Mercedes-Benz 300 SLR meets Sauber C9

Last but certainly not least, we have a slightly niche matchup that takes the livery of the brutal Sauber C9 sportscar of 1988 and splays it over the iconic curves of Sir Stirling Moss' 300 SLR.

What's especially poignant about this render is that the two cars technically followed one other - Mercedes withdrew itself from endurance racing after the Le Mans disaster in 1955 and only returned in 1988 with the AEG-liveried C9.

The '55 SLR was a giant of motorsport in its day, using a bored and stroked straight-eight engine from the Mercedes W196 Formula 1 car. This gave it 310bhp and would see it past 180mph - much faster than any of its competitors at the time.

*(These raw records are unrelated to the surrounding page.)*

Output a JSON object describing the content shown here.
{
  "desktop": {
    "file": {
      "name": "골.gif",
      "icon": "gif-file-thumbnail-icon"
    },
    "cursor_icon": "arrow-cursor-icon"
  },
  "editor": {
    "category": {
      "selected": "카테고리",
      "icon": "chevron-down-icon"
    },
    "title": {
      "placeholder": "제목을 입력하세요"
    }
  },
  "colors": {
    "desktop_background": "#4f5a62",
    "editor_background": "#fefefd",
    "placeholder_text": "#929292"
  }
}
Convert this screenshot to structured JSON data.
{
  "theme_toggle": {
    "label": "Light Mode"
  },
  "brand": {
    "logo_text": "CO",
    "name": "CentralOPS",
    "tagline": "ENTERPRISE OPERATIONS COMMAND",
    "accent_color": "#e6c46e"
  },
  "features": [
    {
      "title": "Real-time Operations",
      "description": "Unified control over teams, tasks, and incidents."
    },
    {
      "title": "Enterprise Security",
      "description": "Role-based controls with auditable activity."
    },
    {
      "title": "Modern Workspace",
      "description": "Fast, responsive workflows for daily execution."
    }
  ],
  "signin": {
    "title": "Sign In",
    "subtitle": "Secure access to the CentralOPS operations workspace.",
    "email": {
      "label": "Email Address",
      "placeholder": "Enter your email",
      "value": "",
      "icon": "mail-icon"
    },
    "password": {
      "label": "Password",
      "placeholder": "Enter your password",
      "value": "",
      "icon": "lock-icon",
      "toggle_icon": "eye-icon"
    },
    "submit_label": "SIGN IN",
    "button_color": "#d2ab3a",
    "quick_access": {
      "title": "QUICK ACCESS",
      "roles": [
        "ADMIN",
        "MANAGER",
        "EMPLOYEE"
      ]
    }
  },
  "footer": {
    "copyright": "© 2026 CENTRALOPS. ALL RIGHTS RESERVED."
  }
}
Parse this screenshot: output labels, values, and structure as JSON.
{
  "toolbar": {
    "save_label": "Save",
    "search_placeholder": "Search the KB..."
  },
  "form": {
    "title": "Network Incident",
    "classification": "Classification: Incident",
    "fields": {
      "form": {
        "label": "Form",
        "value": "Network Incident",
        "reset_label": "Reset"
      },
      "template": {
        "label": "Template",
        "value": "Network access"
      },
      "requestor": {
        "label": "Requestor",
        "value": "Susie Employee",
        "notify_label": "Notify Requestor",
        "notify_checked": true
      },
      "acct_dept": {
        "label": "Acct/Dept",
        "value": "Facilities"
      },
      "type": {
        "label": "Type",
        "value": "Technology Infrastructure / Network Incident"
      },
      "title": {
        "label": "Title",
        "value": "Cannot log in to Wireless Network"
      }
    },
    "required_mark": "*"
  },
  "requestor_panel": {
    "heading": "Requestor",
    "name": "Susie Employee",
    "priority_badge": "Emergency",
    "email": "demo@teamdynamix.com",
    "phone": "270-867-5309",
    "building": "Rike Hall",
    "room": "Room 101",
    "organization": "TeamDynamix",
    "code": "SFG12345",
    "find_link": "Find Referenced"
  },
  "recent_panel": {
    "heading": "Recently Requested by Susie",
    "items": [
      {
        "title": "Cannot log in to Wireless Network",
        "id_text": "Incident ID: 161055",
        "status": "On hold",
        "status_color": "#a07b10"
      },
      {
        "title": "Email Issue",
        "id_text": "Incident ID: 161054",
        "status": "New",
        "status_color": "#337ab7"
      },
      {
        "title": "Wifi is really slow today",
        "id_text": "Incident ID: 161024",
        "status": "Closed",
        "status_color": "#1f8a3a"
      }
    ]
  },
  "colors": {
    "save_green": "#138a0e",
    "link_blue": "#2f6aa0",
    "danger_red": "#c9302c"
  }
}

Although the C9 had a tough break-in year in 1988, the twin turbo V8 package came into its own in 1989, bringing home a 1-2 finish at Le Mans in front of Porsche and Jaguar. The 5.0-litre, 905kg sportscar provided the success that Merc was desperately looking for, allowing the company to leave the category yet again until the GT1 era came to being.

This is the classic Silver Arrows livery that most of us are used to but the AEG C9 makes for a seriously cool render with the SLR.

Some of these you may find a little painful and some may be right up your street. I for one have fallen in love with the Aston Martin combination, as well as the absolutely stunning SLR/C9 mashup. Surprisingly (being a Jag man), the D-Type looks a bit wrong to me. Mauve on a D-Type just seems to lack a bit of class.